In its statement, Beijing said the new “Restoration Day” celebrates the “return” of Taiwan to the motherland after Japan’s surrender in World War II. The narrative is familiar: Taiwan is inseparable from China, and reunification is the unfinished chapter of the Chinese national story.

To Chinese audiences, it’s a patriotic reaffirmation. To the rest of Asia, it’s a signal, a reminder that Beijing is institutionalising its claims and hardening its stance through law, memory, and myth-making.

Why India Should Care

At first glance, Taiwan’s politics might seem far removed from India’s daily concerns. But in today’s interconnected Indo-Pacific, every symbolic move carries strategic meaning.

1. The Regional Ripple Effect

China’s declaration is not just about history. It is about power projection. For India, a key player in the Quad and a neighbour with its own tense border issues with Beijing, this development signals China’s renewed confidence in reclaiming narratives, territories, and global attention.

If Beijing can turn history into a weaponised narrative over Taiwan, similar approaches could extend to other territorial disputes, from the South China Sea to the Himalayas.

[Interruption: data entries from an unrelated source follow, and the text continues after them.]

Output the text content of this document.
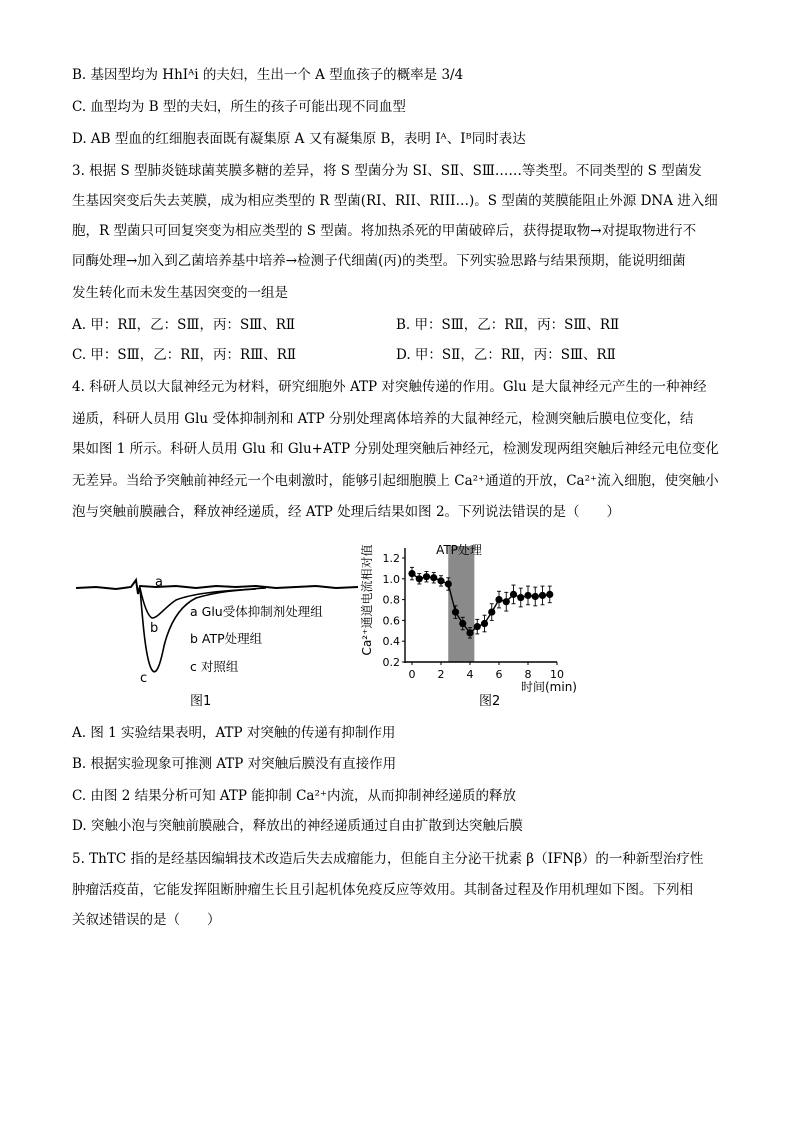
B. 基因型均为 HhIᴬi 的夫妇，生出一个 A 型血孩子的概率是 3/4
C. 血型均为 B 型的夫妇，所生的孩子可能出现不同血型
D. AB 型血的红细胞表面既有凝集原 A 又有凝集原 B，表明 Iᴬ、Iᴮ同时表达
3. 根据 S 型肺炎链球菌荚膜多糖的差异，将 S 型菌分为 SI、SⅡ、SⅢ……等类型。不同类型的 S 型菌发
生基因突变后失去荚膜，成为相应类型的 R 型菌(RI、RII、RIII…)。S 型菌的荚膜能阻止外源 DNA 进入细
胞，R 型菌只可回复突变为相应类型的 S 型菌。将加热杀死的甲菌破碎后，获得提取物→对提取物进行不
同酶处理→加入到乙菌培养基中培养→检测子代细菌(丙)的类型。下列实验思路与结果预期，能说明细菌
发生转化而未发生基因突变的一组是
A. 甲：RⅡ，乙：SⅢ，丙：SⅢ、RⅡ	B. 甲：SⅢ，乙：RⅡ，丙：SⅢ、RⅡ
C. 甲：SⅢ，乙：RⅡ，丙：RⅢ、RⅡ	D. 甲：SⅡ，乙：RⅡ，丙：SⅢ、RⅡ
4. 科研人员以大鼠神经元为材料，研究细胞外 ATP 对突触传递的作用。Glu 是大鼠神经元产生的一种神经
递质，科研人员用 Glu 受体抑制剂和 ATP 分别处理离体培养的大鼠神经元，检测突触后膜电位变化，结
果如图 1 所示。科研人员用 Glu 和 Glu+ATP 分别处理突触后神经元，检测发现两组突触后神经元电位变化
无差异。当给予突触前神经元一个电刺激时，能够引起细胞膜上 Ca²⁺通道的开放，Ca²⁺流入细胞，使突触小
泡与突触前膜融合，释放神经递质，经 ATP 处理后结果如图 2。下列说法错误的是（　　）
a
b
c
a Glu受体抑制剂处理组
b ATP处理组
c 对照组
图1
Ca²⁺通道电流相对值
0.2
0.4
0.6
0.8
1.0
1.2
0 2 4 6 8 10
ATP处理
时间(min)
图2
A. 图 1 实验结果表明，ATP 对突触的传递有抑制作用
B. 根据实验现象可推测 ATP 对突触后膜没有直接作用
C. 由图 2 结果分析可知 ATP 能抑制 Ca²⁺内流，从而抑制神经递质的释放
D. 突触小泡与突触前膜融合，释放出的神经递质通过自由扩散到达突触后膜
5. ThTC 指的是经基因编辑技术改造后失去成瘤能力，但能自主分泌干扰素 β（IFNβ）的一种新型治疗性
肿瘤活疫苗，它能发挥阻断肿瘤生长且引起机体免疫反应等效用。其制备过程及作用机理如下图。下列相
关叙述错误的是（　　）
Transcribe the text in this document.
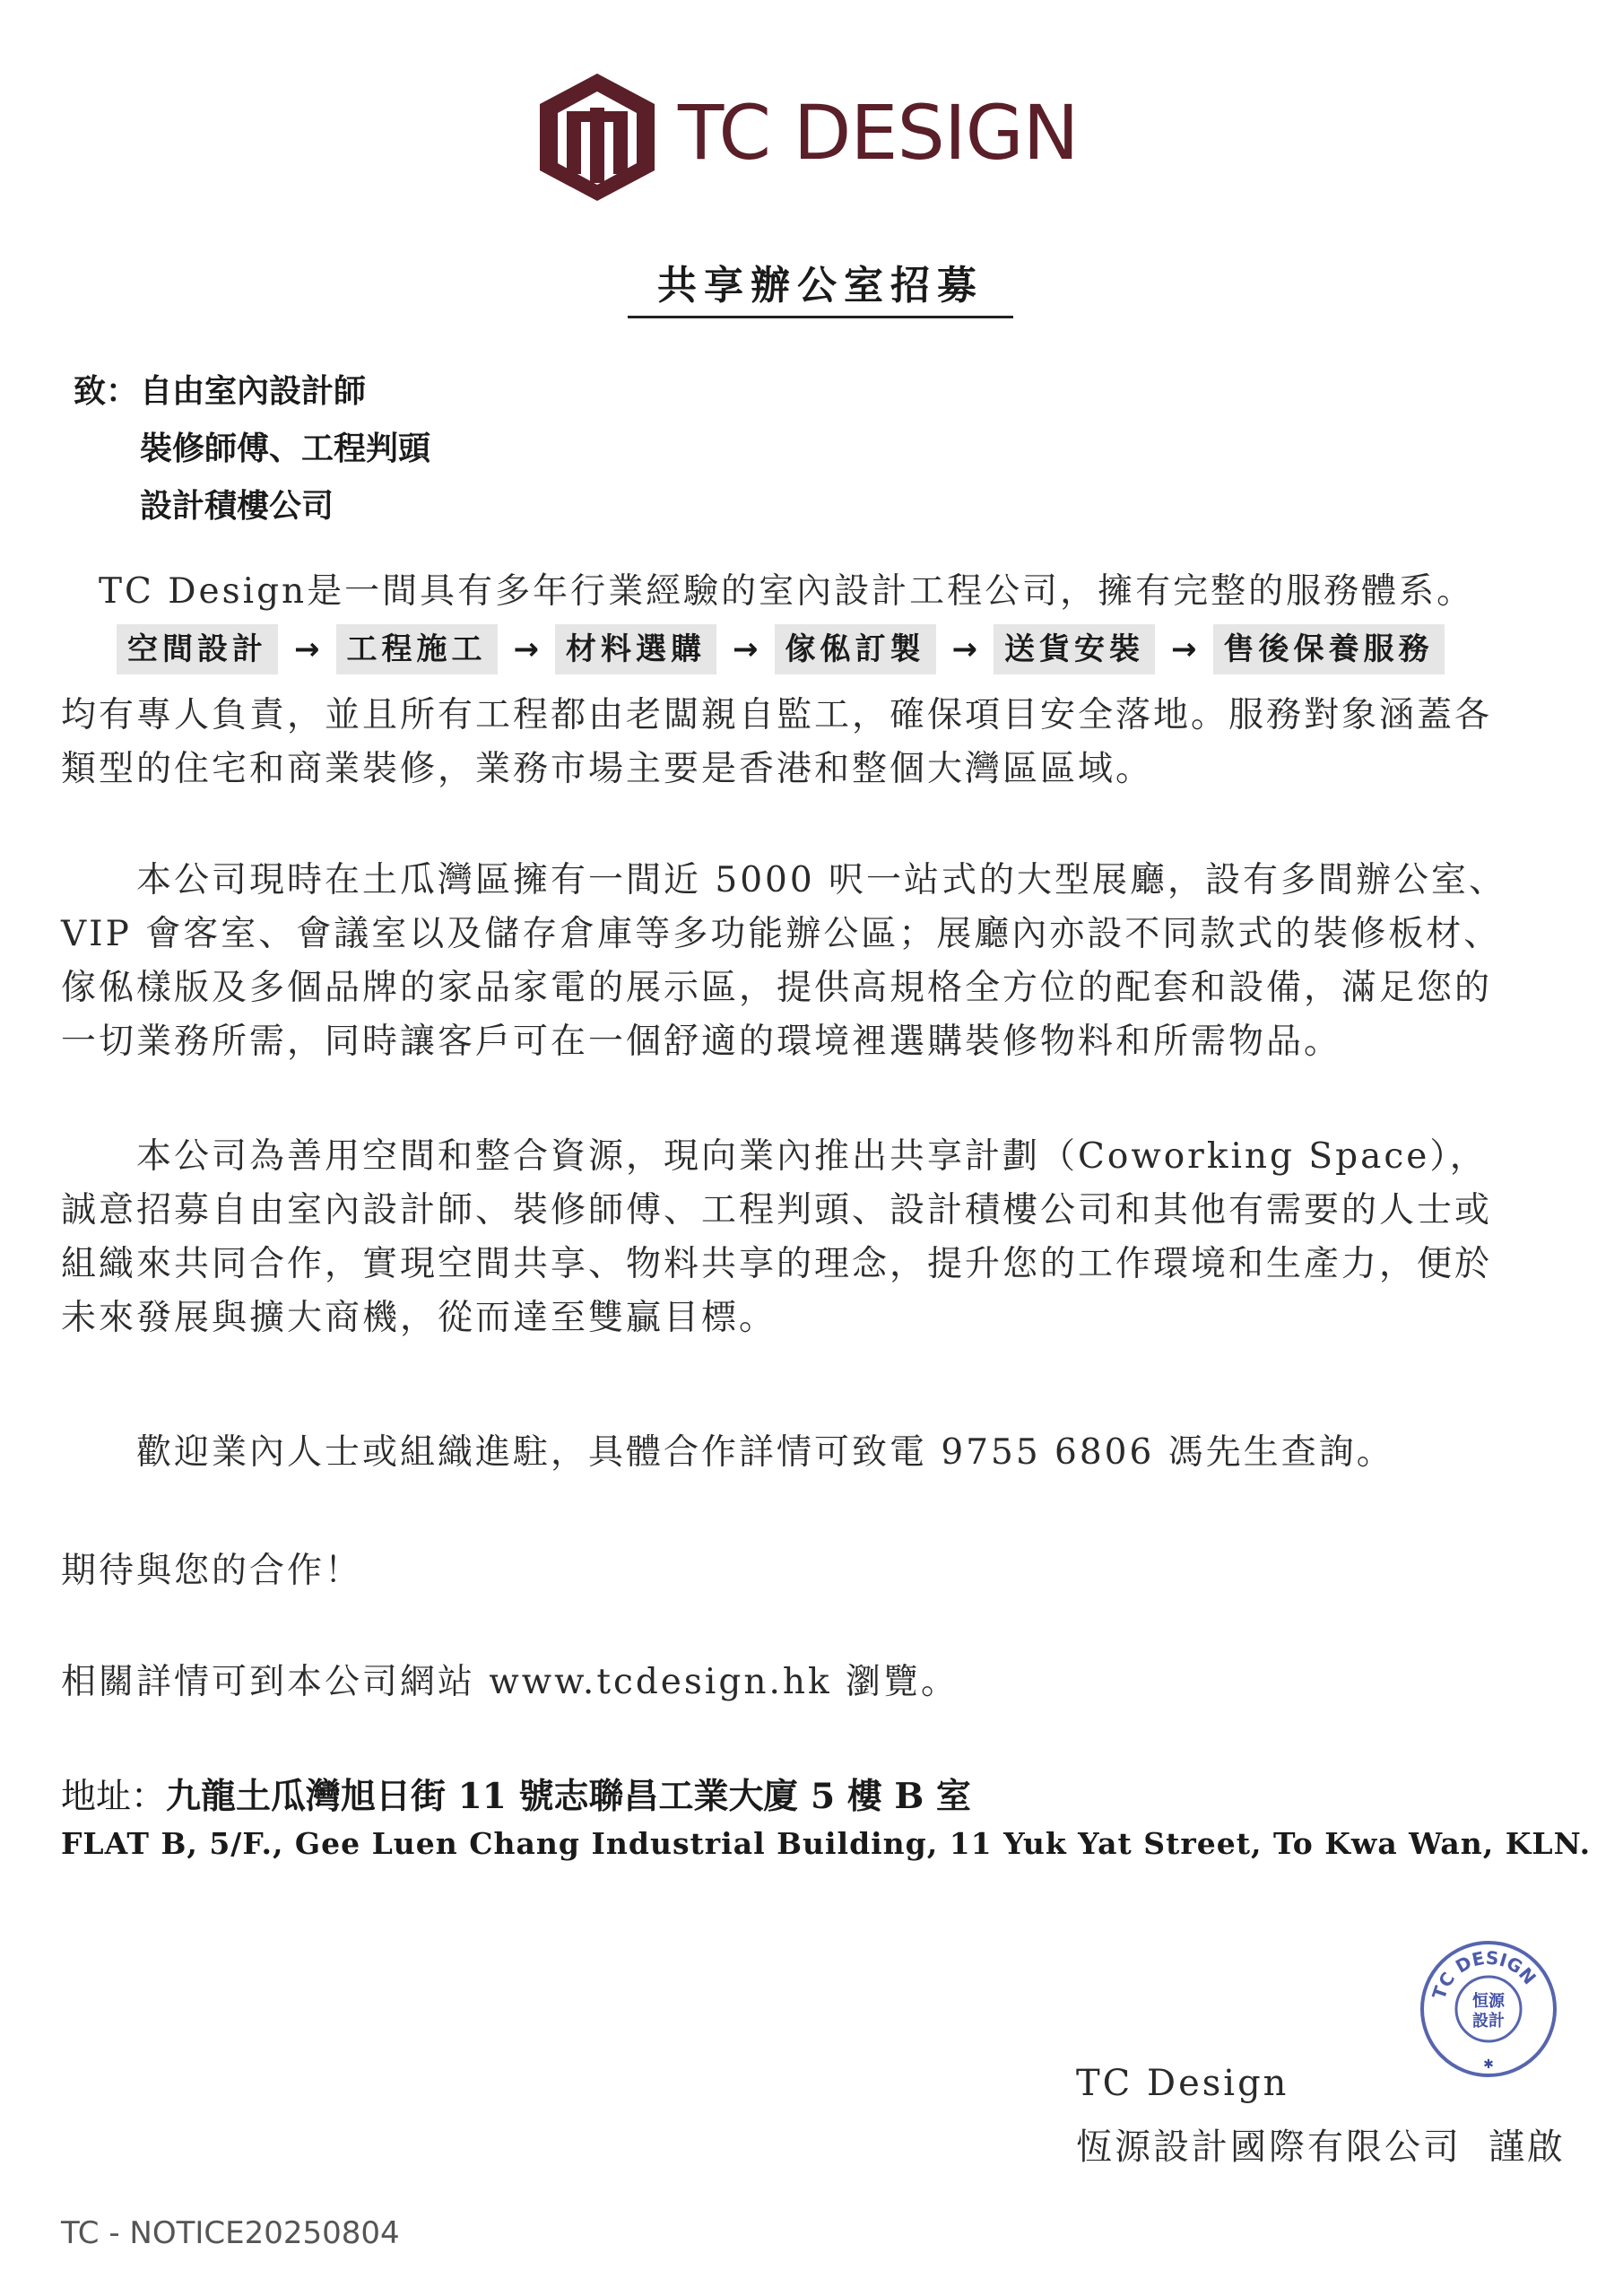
TC DESIGN
共享辦公室招募
致：自由室內設計師
裝修師傅、工程判頭
設計積樓公司
　TC Design是一間具有多年行業經驗的室內設計工程公司，擁有完整的服務體系。
空間設計 → 工程施工 → 材料選購 → 傢俬訂製 → 送貨安裝 → 售後保養服務
均有專人負責，並且所有工程都由老闆親自監工，確保項目安全落地。服務對象涵蓋各
類型的住宅和商業裝修，業務市場主要是香港和整個大灣區區域。
　　本公司現時在土瓜灣區擁有一間近 5000 呎一站式的大型展廳，設有多間辦公室、
VIP 會客室、會議室以及儲存倉庫等多功能辦公區；展廳內亦設不同款式的裝修板材、
傢俬樣版及多個品牌的家品家電的展示區，提供高規格全方位的配套和設備，滿足您的
一切業務所需，同時讓客戶可在一個舒適的環境裡選購裝修物料和所需物品。
　　本公司為善用空間和整合資源，現向業內推出共享計劃（Coworking Space），
誠意招募自由室內設計師、裝修師傅、工程判頭、設計積樓公司和其他有需要的人士或
組織來共同合作，實現空間共享、物料共享的理念，提升您的工作環境和生產力，便於
未來發展與擴大商機，從而達至雙贏目標。
　　歡迎業內人士或組織進駐，具體合作詳情可致電 9755 6806 馮先生查詢。
期待與您的合作！
相關詳情可到本公司網站 www.tcdesign.hk 瀏覽。
地址：九龍土瓜灣旭日街 11 號志聯昌工業大廈 5 樓 B 室
FLAT B, 5/F., Gee Luen Chang Industrial Building, 11 Yuk Yat Street, To Kwa Wan, KLN.
TC DESIGN
恒源
設計
✱
TC Design
恆源設計國際有限公司 謹啟
TC - NOTICE20250804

2. A Signal to the U.S. and Allies

The timing isn’t accidental. As the U.S. and its allies tighten support for Taipei, China’s message is loud: “This is our internal matter.” For India, which walks the tightrope between strategic autonomy and partnership with Washington, the move adds complexity to balancing diplomacy.

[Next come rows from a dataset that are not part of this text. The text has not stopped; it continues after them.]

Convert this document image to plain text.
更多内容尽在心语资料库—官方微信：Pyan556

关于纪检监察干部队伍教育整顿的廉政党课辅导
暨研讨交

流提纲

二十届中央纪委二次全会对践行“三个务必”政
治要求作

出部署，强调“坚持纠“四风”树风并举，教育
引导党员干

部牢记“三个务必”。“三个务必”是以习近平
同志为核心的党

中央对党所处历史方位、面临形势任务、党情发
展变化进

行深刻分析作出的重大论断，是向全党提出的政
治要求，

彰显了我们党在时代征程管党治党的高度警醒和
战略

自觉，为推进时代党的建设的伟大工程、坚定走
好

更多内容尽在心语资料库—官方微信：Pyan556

It also sharpens the need for India to strengthen its own deterrence and maritime strategy, from the Andaman Sea to the Western Pacific, where China’s growing assertiveness increasingly defines the security environment.

3. Lessons in Symbolic Statecraft

China understands the power of symbols. By designating a “Restoration Day,” it reclaims moral legitimacy and embeds the reunification idea in public consciousness.
India, which also faces territorial and narrative challenges, from the Line of Actual Control to regional influence contests, can take note of how Beijing uses culture, law, and memory to consolidate geopolitical aims.

India’s Likely Response: Quiet Observation, Not Provocation

New Delhi will not react openly. India recognises the People’s Republic of China and adheres, in official language, to the One-China Policy. But it also maintains unofficial trade and technology ties with Taiwan, which has become a critical player in the global semiconductor ecosystem.

In practical terms, India will:

  • Continue its engagement with Taiwan through economic and innovation channels, without political endorsement.
  • Monitor Beijing’s tone and the domestic use of this “Restoration Day” in propaganda.
  • Weave the Taiwan question into its broader Indo-Pacific calculus, especially in dialogues with Japan, Australia, and the U.S.

Reading Between the Lines

China’s new law isn’t about changing the map today, it’s about changing the meaning of the map tomorrow. By turning Taiwan’s “return” into a national festival, Beijing makes it harder to compromise later. It’s a long game of narratives, one India understands all too well.

For India, the move underlines three realities:

  1. China is not slowing down its ideological and territorial consolidation.
  2. Regional conflicts now unfold through symbolism and commemoration as much as through arms and diplomacy.
  3. Strategic alertness, not confrontation, will define India’s best response.

The Bigger Picture

This “Taiwan Restoration Day” is less about nostalgia and more about the future Beijing wants to create. One where historical memory and national ambition are fused. India’s challenge is to remain steady, balancing autonomy with alliances, economics with security, and principle with pragmatism. Because in Asia’s new cold peace, even a holiday declared in Beijing can quietly reshape the region’s politics.